Они долго целовались.
Потом Галя, зябко поведя плечами, сказала:
— Побегу, Пашенька. Холодно.
— Что ж поделаешь, иди,— вздохнул Пашка.
— А ты, Пашенька, на среду готовь машину, на вечер. А завтра днем ко мне загляни. Я тебе кое-чего еще скажу. Хороший ты мой...— И она нежно провела рукой по его лицу.
Пашка снова было рванулся к ней, но Галя, улыбаясь, ловко выскользнула из его рук и, отбежав, тихо спросила:
— Значит, договорились?
— Все будет,— твердо сказал Пашка.
Так в страшном плане Гусиной Лапы появилось последнее звено...
Глава VI. Волк
Каждый раз, когда он задевал этим пальцем за что-нибудь и ощущал боль, легкую, как укол, он вспоминал тот случай в вагоне, вспоминал то с усмешкой, то с раздражением, то со злостью — в зависимости от настроения. Но вспоминал...
Это было почти год назад. Он появился в вагоне сибирского экспресса, запорошенный снегом, окоченевший, небритый, с ввалившимися щеками и голодным, лихорадочным блеском в глазах. Чужая шинель колом стояла на спине, было трудно шевельнуть стянутыми плечами. Чемоданчик он нес неуклюже и непривычно. Из-под серой ушанки вылезали недавно лишь отросшие, свалявшиеся волосы. Вид был дикий, подозрительный, и он это понимал.

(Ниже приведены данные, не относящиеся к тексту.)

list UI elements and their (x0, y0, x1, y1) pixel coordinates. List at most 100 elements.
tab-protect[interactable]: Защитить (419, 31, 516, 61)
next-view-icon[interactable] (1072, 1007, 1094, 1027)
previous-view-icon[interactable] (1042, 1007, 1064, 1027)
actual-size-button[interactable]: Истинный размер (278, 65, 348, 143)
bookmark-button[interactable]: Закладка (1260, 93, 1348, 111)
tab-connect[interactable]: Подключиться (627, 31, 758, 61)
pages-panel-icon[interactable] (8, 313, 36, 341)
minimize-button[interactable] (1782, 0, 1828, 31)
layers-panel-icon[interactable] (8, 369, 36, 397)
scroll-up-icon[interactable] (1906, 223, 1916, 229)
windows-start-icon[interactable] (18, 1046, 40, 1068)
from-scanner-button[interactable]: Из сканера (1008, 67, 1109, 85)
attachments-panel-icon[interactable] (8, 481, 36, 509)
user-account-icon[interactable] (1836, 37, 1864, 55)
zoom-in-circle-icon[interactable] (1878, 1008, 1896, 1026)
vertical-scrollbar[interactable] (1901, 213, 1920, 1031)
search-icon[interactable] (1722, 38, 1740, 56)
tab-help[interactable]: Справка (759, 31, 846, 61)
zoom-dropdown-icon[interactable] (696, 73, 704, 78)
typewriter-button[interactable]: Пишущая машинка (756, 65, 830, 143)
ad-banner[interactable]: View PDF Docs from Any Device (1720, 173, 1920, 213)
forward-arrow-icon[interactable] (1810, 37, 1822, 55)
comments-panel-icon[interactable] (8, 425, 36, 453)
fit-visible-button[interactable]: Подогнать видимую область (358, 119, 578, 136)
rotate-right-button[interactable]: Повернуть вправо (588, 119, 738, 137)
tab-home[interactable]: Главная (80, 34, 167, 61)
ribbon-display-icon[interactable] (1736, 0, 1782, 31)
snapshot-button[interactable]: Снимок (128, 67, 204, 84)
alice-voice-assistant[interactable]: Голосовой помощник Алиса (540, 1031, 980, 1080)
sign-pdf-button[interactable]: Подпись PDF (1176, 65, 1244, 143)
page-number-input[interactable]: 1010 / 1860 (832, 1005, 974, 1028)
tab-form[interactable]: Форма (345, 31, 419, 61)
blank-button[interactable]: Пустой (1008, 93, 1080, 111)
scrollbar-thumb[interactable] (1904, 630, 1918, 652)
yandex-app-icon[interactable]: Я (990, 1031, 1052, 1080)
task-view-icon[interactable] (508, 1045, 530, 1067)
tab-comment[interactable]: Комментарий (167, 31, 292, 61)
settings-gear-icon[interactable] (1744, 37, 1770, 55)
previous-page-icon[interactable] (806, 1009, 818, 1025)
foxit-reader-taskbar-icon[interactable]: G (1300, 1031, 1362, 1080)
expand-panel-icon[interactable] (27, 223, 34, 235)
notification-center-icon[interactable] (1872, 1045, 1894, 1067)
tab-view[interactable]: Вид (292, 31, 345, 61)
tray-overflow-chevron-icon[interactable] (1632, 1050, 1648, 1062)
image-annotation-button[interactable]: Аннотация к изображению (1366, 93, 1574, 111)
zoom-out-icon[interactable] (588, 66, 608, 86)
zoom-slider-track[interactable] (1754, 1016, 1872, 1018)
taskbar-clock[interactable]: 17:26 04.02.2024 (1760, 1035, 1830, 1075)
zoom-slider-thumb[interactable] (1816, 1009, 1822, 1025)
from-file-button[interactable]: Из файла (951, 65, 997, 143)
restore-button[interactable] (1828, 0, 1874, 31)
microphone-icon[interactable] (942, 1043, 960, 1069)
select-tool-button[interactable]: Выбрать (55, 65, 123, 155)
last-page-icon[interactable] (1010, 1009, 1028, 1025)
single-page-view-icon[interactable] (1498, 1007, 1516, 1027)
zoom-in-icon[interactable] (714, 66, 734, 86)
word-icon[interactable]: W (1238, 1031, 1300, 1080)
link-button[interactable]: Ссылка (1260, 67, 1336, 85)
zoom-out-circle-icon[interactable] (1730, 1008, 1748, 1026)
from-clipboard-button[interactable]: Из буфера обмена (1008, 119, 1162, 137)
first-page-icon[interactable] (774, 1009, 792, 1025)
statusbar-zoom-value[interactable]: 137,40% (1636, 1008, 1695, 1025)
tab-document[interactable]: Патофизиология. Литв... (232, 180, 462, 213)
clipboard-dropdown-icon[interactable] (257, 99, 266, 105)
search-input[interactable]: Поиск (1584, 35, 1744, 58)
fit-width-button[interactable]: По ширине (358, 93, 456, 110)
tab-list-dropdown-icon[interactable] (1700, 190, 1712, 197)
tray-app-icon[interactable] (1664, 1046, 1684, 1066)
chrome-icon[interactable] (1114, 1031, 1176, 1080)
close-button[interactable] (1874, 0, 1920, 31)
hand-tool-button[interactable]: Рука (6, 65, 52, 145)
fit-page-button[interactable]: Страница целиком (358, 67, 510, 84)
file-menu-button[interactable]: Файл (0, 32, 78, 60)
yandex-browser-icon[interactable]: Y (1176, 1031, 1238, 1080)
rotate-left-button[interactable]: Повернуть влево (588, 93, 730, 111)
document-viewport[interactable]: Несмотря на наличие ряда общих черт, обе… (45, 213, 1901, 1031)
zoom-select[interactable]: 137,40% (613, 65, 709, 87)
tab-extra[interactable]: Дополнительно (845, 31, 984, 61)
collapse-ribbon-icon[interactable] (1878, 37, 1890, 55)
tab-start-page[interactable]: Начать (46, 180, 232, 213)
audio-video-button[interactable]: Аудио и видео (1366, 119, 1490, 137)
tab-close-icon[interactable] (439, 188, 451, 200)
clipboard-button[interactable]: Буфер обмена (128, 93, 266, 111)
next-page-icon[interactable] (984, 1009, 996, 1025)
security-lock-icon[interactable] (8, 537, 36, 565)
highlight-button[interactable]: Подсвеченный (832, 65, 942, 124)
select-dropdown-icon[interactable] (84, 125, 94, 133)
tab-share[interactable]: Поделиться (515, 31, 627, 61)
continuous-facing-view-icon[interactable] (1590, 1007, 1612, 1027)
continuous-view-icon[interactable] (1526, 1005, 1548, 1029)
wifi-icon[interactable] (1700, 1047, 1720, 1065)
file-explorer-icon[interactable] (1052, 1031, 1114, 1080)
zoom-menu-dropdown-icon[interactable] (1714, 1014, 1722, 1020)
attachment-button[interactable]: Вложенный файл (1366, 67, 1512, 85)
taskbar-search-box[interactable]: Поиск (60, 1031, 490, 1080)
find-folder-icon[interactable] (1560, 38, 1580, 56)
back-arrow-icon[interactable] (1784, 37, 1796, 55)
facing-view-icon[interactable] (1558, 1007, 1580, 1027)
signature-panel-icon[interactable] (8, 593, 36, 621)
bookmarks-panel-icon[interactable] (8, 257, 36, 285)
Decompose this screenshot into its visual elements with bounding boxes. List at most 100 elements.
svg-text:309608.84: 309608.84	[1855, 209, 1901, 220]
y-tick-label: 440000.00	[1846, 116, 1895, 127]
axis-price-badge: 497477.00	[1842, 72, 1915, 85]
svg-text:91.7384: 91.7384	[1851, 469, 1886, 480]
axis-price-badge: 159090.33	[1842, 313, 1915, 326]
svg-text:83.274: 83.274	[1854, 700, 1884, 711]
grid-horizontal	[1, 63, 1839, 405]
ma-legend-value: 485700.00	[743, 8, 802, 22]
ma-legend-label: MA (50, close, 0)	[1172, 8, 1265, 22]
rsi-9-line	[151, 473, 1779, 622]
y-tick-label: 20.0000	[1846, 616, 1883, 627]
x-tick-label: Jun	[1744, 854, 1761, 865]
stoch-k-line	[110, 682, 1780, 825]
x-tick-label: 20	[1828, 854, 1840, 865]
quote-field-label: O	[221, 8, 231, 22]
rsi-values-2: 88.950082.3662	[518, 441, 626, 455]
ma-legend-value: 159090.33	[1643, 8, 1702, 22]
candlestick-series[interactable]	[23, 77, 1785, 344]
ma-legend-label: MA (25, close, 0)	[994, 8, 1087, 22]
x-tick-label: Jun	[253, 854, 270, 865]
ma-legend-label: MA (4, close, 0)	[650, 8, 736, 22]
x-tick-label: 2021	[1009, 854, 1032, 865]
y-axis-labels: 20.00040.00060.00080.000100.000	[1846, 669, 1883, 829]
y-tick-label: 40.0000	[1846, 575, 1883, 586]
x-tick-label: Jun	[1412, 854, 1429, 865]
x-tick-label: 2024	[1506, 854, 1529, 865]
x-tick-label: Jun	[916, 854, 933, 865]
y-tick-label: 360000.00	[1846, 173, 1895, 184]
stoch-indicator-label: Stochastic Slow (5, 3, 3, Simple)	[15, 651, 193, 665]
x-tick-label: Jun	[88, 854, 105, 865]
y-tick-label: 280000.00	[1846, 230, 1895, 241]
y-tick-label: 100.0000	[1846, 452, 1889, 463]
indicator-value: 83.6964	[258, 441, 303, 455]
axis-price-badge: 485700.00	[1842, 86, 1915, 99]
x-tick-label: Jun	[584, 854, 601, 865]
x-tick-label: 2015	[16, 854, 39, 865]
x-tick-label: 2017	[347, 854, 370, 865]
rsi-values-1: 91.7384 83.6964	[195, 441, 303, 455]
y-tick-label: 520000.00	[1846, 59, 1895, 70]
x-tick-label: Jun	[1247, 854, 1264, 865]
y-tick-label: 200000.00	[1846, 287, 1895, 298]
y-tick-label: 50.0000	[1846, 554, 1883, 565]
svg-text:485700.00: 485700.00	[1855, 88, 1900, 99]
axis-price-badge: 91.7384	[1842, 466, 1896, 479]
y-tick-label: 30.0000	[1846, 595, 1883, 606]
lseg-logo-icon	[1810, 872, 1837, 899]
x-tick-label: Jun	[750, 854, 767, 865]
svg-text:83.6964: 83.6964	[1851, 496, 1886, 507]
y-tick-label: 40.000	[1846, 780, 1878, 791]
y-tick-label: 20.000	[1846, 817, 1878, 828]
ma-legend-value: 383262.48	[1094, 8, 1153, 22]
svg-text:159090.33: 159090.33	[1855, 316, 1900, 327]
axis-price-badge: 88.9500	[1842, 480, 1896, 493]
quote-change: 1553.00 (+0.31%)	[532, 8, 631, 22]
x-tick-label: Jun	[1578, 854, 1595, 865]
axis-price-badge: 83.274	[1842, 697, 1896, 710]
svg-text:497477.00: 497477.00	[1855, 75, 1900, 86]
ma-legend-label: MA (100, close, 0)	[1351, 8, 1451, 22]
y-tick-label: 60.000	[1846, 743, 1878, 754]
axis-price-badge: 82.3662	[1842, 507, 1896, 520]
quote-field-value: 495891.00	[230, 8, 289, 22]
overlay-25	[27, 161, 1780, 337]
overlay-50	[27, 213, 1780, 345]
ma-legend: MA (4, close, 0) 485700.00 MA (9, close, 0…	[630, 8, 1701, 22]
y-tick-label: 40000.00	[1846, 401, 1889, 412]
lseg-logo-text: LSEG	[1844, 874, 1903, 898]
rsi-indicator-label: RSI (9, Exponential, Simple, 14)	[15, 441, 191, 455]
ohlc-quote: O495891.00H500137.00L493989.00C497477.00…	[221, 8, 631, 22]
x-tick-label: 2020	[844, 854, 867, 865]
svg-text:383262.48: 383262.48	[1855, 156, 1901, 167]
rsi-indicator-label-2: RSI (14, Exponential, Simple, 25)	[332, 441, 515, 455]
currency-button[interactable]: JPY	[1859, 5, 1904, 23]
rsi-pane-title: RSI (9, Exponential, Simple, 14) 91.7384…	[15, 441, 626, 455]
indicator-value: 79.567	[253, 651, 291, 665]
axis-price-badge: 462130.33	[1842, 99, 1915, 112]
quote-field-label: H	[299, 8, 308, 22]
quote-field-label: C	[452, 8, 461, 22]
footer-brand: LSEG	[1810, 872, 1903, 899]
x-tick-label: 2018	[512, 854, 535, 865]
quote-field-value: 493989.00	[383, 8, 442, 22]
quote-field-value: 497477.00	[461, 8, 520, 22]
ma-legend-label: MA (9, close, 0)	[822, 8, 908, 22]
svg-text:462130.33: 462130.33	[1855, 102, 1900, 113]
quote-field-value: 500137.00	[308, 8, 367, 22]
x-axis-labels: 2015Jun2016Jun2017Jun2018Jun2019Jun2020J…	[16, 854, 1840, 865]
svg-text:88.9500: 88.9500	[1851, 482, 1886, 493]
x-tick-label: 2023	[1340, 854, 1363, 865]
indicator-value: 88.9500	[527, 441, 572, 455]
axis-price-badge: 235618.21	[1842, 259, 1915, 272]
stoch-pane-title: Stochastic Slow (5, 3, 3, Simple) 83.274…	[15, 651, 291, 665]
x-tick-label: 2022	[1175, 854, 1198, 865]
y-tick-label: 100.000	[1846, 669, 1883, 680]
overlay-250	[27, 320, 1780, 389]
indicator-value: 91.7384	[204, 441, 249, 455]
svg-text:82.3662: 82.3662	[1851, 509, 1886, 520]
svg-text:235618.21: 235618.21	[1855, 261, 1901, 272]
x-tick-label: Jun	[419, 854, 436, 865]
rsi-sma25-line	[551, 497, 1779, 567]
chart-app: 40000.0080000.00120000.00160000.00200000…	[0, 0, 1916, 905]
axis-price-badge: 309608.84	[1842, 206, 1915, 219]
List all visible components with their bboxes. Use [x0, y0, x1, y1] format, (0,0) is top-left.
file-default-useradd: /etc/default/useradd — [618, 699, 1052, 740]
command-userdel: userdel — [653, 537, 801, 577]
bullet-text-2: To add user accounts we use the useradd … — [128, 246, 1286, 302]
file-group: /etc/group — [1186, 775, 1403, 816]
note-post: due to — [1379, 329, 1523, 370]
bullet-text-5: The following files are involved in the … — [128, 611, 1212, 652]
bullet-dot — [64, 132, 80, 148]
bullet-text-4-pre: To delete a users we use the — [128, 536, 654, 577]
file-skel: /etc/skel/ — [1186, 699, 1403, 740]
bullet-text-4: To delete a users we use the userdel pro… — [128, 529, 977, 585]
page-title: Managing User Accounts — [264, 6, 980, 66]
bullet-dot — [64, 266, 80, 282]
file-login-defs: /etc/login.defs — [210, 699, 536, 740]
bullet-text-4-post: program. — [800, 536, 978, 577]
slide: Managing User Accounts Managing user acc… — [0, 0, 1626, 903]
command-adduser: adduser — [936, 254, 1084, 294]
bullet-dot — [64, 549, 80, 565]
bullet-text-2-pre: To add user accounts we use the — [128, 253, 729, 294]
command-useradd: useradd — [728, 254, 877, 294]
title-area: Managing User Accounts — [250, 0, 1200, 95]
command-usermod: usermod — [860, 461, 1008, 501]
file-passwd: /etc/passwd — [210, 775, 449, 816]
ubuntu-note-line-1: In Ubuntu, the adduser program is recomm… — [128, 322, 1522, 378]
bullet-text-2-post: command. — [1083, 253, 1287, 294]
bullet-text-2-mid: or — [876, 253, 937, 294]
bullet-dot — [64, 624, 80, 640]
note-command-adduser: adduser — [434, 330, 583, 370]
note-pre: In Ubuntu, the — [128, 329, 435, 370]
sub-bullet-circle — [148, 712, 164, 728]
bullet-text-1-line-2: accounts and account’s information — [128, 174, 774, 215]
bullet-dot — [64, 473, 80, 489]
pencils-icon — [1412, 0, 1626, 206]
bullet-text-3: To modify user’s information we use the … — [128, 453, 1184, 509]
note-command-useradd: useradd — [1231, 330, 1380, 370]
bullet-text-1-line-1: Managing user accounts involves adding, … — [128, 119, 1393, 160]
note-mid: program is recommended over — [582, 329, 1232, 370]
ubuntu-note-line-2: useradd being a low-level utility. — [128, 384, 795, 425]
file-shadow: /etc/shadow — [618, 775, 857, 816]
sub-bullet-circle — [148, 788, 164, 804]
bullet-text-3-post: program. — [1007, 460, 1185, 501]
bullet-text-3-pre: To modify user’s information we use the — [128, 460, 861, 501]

Перво-наперво надо было бы побриться. Но он не знал, есть ли в чемоданчике деньги или бритва, в карманах шинели денег не было, и он боялся, что они остались в гимнастерке того солдатика. В кармане шинели оказался только билет, а в другом — чистый, аккуратно сложенный носовой платок, красный в белую клетку.
Хорошо еще, что поезд проходил полустанок ночью. В вагоне уже все спали. Он разыскал свое место — это была верхняя полка,— закинул туда чемоданчик и тяжело залез сам. Проводница спросила: «Постель нужна?», он буркнул в ответ: «Не надо». И скрючился на голой полке, не снимая шинели, разомлев от тепла, от густого, плотного воздуха. И уснул как убитый.
Проснулся он от света, от голосов вокруг, от стука колес под полом вагона. Долго не мог сообразить, где находится, и боялся открыть глаза. Его вдруг охватил страх, он давно уже не слышал так близко человеческих голосов, а тут их было много, они, казалось, окружили его, и бежать от них было некуда. «Конец»,— вдруг мелькнула мысль, он вздрогнул и, кажется, застонал, заскрипел зубами, потому что кто-то рядом вдруг сказал: «Ох, видать, снится ему чегой-то страшное. Слышь?»
А он продолжал лежать спиной ко всем, все так же скрючившись, уткнув лицо в грязный рукав шинели.
Потом пришли воспоминания. Сначала самые недавние, вчерашние.
Он вспомнил кромешную, глухую тьму ночного леса, скрип снега и хруст раздавленных сучьев под ногами, хоть он старался идти неслышно, вспомнил упругие ветви кустов на опушке, которые били его по лицу, или упрямо, злобно лезли в глаза, как ни защищался он руками.
Потом в серой, предрассветной мгле он различил недалекую платформу — ровный слой снега на коротких черных столбиках и черный силуэт домика дежурного с одиноким желтым окошком и струйкой дыма над крышей. Потом он увидел фигуру человека на другом конце платформы. Тот неподвижно сидел на чемоданчике, подперев голову руками, и, казалось, дремал.
А он сам лежал в снегу за кустами и смотрел на человека, сначала лишь настороженно и злобно, как зверь. Потом в голове тяжело, медленно зашевелились мысли, как проржавевшие, чугунные шестерни.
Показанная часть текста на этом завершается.